À l’occasion de la Journée internationale de l’éducation célébrée le 24 janvier, le ministère de l’Éducation nationale et Nouvelle Citoyenneté a rendu publique la Stratégie de l’Éducation et de la Formation en Situations d’Urgence couvrant la période 2025-2029.
Cette annonce s’inscrit dans le cadre des engagements pris par la République démocratique du Congo pour faire face aux perturbations récurrentes du système éducatif.
Le document, validé au mois d’août 2025, intervient dans un environnement national marqué par des conflits armés persistants, des catastrophes naturelles et des déplacements massifs de populations.
Ces crises successives continuent d’affecter l’accès à l’école, la régularité des enseignements et la sécurité des élèves dans plusieurs régions du pays.
Les autorités éducatives rappellent que, malgré ces contraintes, l’État maintient l’éducation parmi ses priorités essentielles, considérant l’école comme un facteur de stabilité sociale et de résilience communautaire.
L’école doit rester un cadre protecteur et fonctionnel, même lorsque le contexte sécuritaire ou humanitaire est dégradé.
La stratégie SEFSU prévoit des mécanismes destinés à limiter les interruptions scolaires en période d’urgence, à adapter les dispositifs pédagogiques aux contextes de crise et à renforcer l’accompagnement psychosocial des apprenants exposés aux violences ou aux déplacements forcés.
Elle met également l’accent sur la protection des infrastructures scolaires et du personnel éducatif.
Un autre axe important du document concerne l’implication des jeunes, présentés comme des acteurs capables de contribuer activement à la transformation du système éducatif, notamment à travers des initiatives locales adaptées aux réalités du terrain.

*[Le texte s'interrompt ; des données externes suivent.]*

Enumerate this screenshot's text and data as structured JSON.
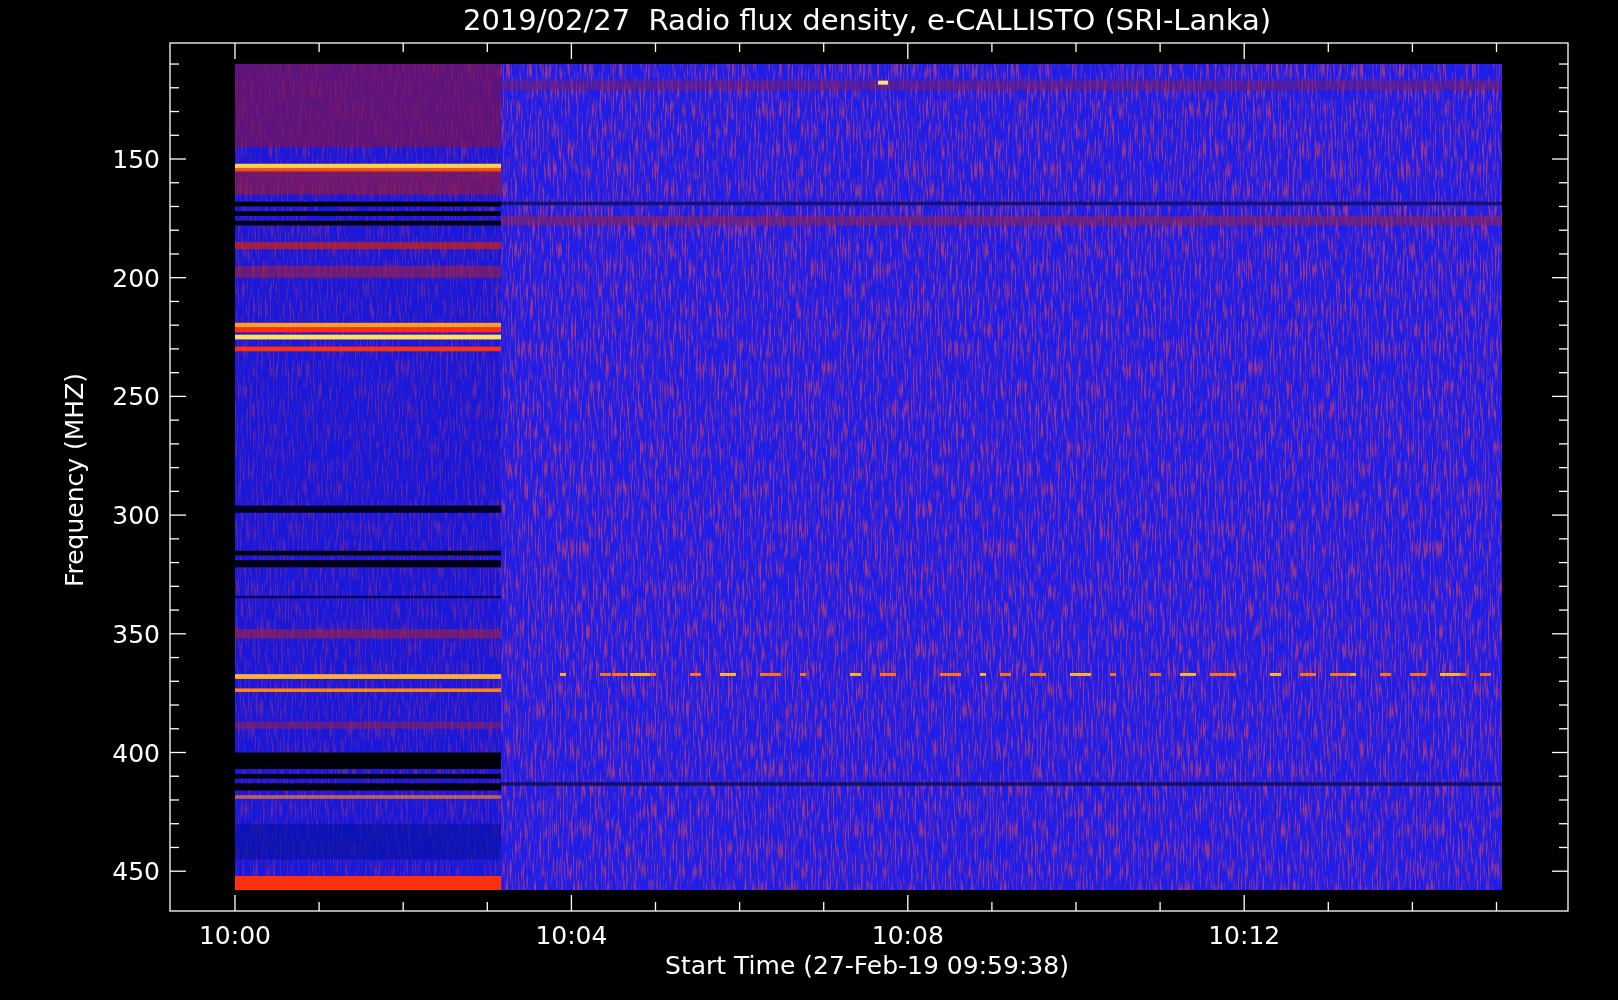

Le budget prévisionnel alloué à la mise en œuvre de cette stratégie est évalué à plus de 824 millions de dollars américains sur cinq ans. Selon le ministère, cet investissement vise à préserver la continuité des parcours scolaires et à éviter une génération sacrifiée par les crises répétées.
Lors du processus de validation, les responsables du secteur ont insisté sur la nécessité de garantir la reconnaissance des diplômes et la crédibilité des cursus, même dans les zones affectées par l’insécurité ou les urgences humanitaires.
À travers cette démarche, le ministère de l’Éducation nationale et Nouvelle Citoyenneté appelle à une mobilisation accrue des partenaires nationaux et internationaux afin de soutenir des réponses éducatives durables, capables de s’adapter aux situations d’urgence tout en préparant l’avenir.